We were later briefed that three M113 APC carrying members of the D&E Pl were sent to an area west of Courtenay Hill to investigate ‘Agent’ reports of enemy activity. However no sign of enemy activity was detected and they returned to Courtenay Hill. Later that same day, reports were again received of enemy activity in the area. The D&E Pl reboarded the M113s and proceeded back to the area by the same route they’d travelled earlier in the day. During the return journey, a box of M18A1 Claymore Mines fell from the leading M113 [each M113 carried a box of six (or more) Claymore Mines. These were used for protection at Halts and Harbours]. The second M113 stopped and a soldier retrieved the claymores, which were stowed next to this M113’s own box of claymores. At the same time, the last M113 had slowed to a stop to maintain his tactical distance from the second M113.

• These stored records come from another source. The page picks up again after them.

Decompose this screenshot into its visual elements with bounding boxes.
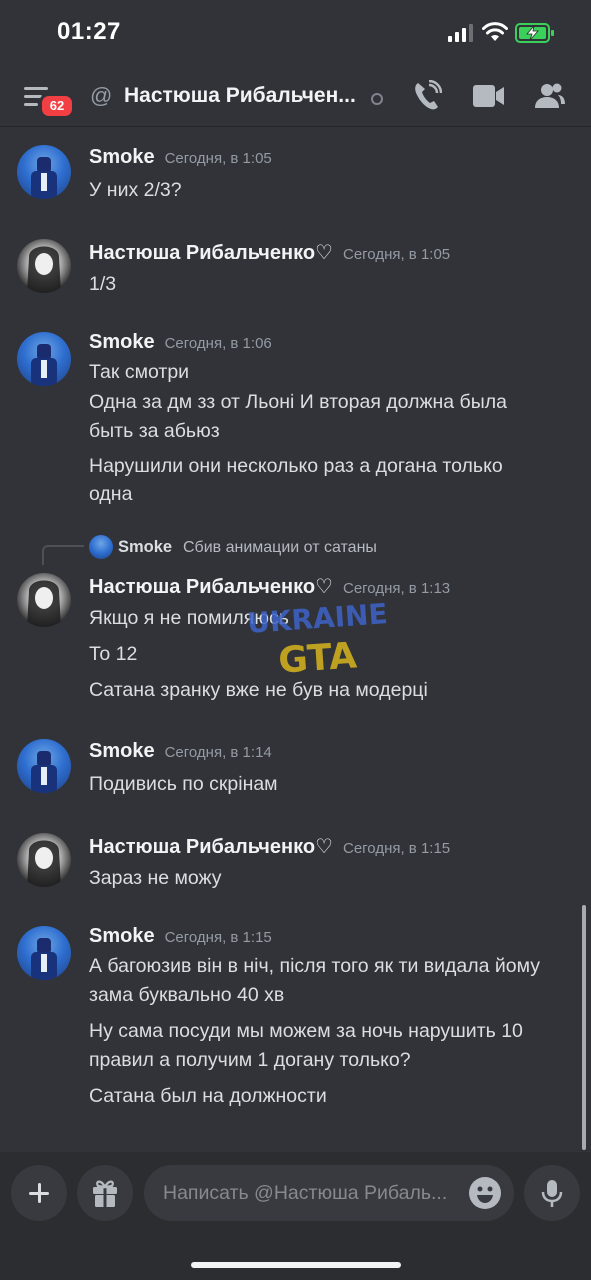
message-text: одна [89, 483, 133, 505]
message-timestamp: Сегодня, в 1:14 [164, 744, 272, 761]
gift-icon [93, 1180, 117, 1207]
phone-call-icon[interactable] [412, 80, 442, 112]
message-text: Ну сама посуди мы можем за ночь нарушить… [89, 1020, 523, 1042]
add-attachment-button[interactable] [11, 1165, 67, 1221]
reply-avatar [89, 535, 113, 559]
video-call-icon[interactable] [473, 84, 505, 108]
members-icon[interactable] [534, 82, 566, 110]
message-text: правил а получим 1 догану только? [89, 1049, 411, 1071]
svg-text:UKRAINE: UKRAINE [248, 597, 388, 640]
message-timestamp: Сегодня, в 1:06 [164, 335, 272, 352]
voice-message-button[interactable] [524, 1165, 580, 1221]
message-author[interactable]: Smoke Сегодня, в 1:14 [89, 740, 272, 763]
message-author[interactable]: Настюша Рибальченко♡ Сегодня, в 1:15 [89, 834, 450, 859]
avatar-nastyusha[interactable] [17, 833, 71, 887]
message-timestamp: Сегодня, в 1:05 [342, 246, 451, 263]
plus-icon [29, 1183, 49, 1203]
battery-charging-icon [515, 23, 554, 43]
status-bar: 01:27 [0, 0, 591, 66]
message-text: Зараз не можу [89, 867, 222, 889]
message-text: Так смотри [89, 361, 190, 383]
message-author[interactable]: Smoke Сегодня, в 1:05 [89, 146, 272, 169]
message-timestamp: Сегодня, в 1:15 [164, 929, 272, 946]
microphone-icon [541, 1180, 563, 1207]
message-text: зама буквально 40 хв [89, 984, 285, 1006]
at-icon: @ [90, 83, 113, 108]
message-text: 1/3 [89, 273, 117, 295]
avatar-smoke[interactable] [17, 926, 71, 980]
message-text: А багоюзив він в ніч, після того як ти в… [89, 955, 540, 977]
message-author[interactable]: Smoke Сегодня, в 1:15 [89, 925, 272, 948]
message-text: У них 2/3? [89, 179, 182, 201]
svg-text:GTA: GTA [277, 635, 358, 681]
message-text: Подивись по скрінам [89, 773, 278, 795]
avatar-smoke[interactable] [17, 145, 71, 199]
message-text: быть за абьюз [89, 420, 220, 442]
emoji-icon[interactable] [469, 1177, 501, 1209]
status-time: 01:27 [57, 18, 121, 45]
message-input-placeholder[interactable]: Написать @Настюша Рибаль... [163, 1182, 447, 1205]
unread-badge: 62 [39, 93, 75, 119]
message-text: Одна за дм зз от Льоні И вторая должна б… [89, 391, 507, 413]
avatar-nastyusha[interactable] [17, 239, 71, 293]
cellular-signal-icon [448, 24, 473, 42]
ukraine-gta-watermark: UKRAINE GTA [248, 597, 388, 682]
message-author[interactable]: Настюша Рибальченко♡ Сегодня, в 1:05 [89, 240, 450, 265]
reply-preview[interactable]: Сбив анимации от сатаны [183, 539, 377, 557]
status-dot-icon [371, 93, 383, 105]
avatar-smoke[interactable] [17, 332, 71, 386]
dm-title[interactable]: Настюша Рибальчен... [124, 84, 369, 108]
message-text: Сатана был на должности [89, 1085, 327, 1107]
message-author[interactable]: Smoke Сегодня, в 1:06 [89, 331, 272, 354]
wifi-icon [482, 22, 508, 41]
reply-connector [42, 545, 84, 565]
scrollbar[interactable] [582, 905, 586, 1150]
message-text: Нарушили они несколько раз а догана толь… [89, 455, 503, 477]
message-timestamp: Сегодня, в 1:05 [164, 150, 272, 167]
message-timestamp: Сегодня, в 1:15 [342, 840, 451, 857]
avatar-nastyusha[interactable] [17, 573, 71, 627]
message-text: То 12 [89, 643, 138, 665]
home-indicator [191, 1262, 401, 1268]
gift-button[interactable] [77, 1165, 133, 1221]
reply-author[interactable]: Smoke [118, 538, 172, 557]
avatar-smoke[interactable] [17, 739, 71, 793]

In the meantime, the leading M113, which had continued on, rounded a slight bend in the track and was struck by an RPG-7, severely wounding both the Driver and Crew Commander and disabling the M113. All three M113 were immediately engaged by enemy fire. Simultaneously, a Satchel Charge was thrown onto the second M113, which detonated both boxes of claymore mines as well as the first-line ammunition also stored on top of the M113. The catastrophic explosion that followed killed or badly wounded all those aboard the M113. It was the Crew Commander of the third M113 who’d called in the contact. Maintaining his distance from the second M113 had kept him out of the killing zone and allowed him to provide a firm base of fire in support of his leading elements caught in the ambush.

I have also heard that that the explosion on the second M113 was caused by an RPG-7 striking the claymore mines. Whatever the cause, it was a terrible and tragic day for the D&E Platoon. And one I have never forgotten.

APC Tango Alpha 84B   APC Tango Alpha 84BRecovered APC Tango Alpha 84B at Nui Dat. 
Left photo supplied by Nev Haskett and right photo supplied by Ken Mackenzie.

 Conclusion

While all soldiers killed on war service involve Signals for reporting within the Army system and the sad communications for the deceased to be returned to their love ones.  The Vietnam War dead from 104 Sig Sqn and HQ Coy, 1ATF are forever linked and commemorated at the front of RHQ, 1CSR.

1CSRLest we forget!

Notes:

1.    The practice of troops sitting on the top of the APCs as they travelled was frowned upon but this was common practice because the troops found it cooler.   Additionally, it was felt that there was far less danger in being ‘blown off’ the carriers, than ‘blown up’ inside them. The obvious downside was that there was little or no protection from enemy small arms fire.

2.    The RT-524-VRC was a powerful VHF Radio fitted to M113 APCs.

3.    JADE” was the Callsign (CS) of 1ATF’s resident US Army FAC (Forward Air Controller). “Fast Movers” were US Airforce F4 Phantoms delivering 500lb Bombs and Napalm into the contact area.

4.   US/AS Aircraft providing ‘Danger Close’ air-support to troops on the ground would always ask for the “Ground Commander’s Initials”. This was their means of confirming that they were actually talking to the ground commander involved, and to ensure that the ground commander was aware and understood that ‘friendly’ casualties may occur.

5.   It was elements of 274 VC Regt.

 References:

a.    HQ 1ATF War Diaries Jun 1971 (AWM95-1/4/225).

b.    The Battle of Long Khanh by Michael English ISBN 0642222266.

c.    Report on Operation Overlord – 104 Sig Sqn War Diaries, Jun 1971 (AWM95-6/2/51).

d.    Diary Notes Operation Overlord - Ken Mackenzie.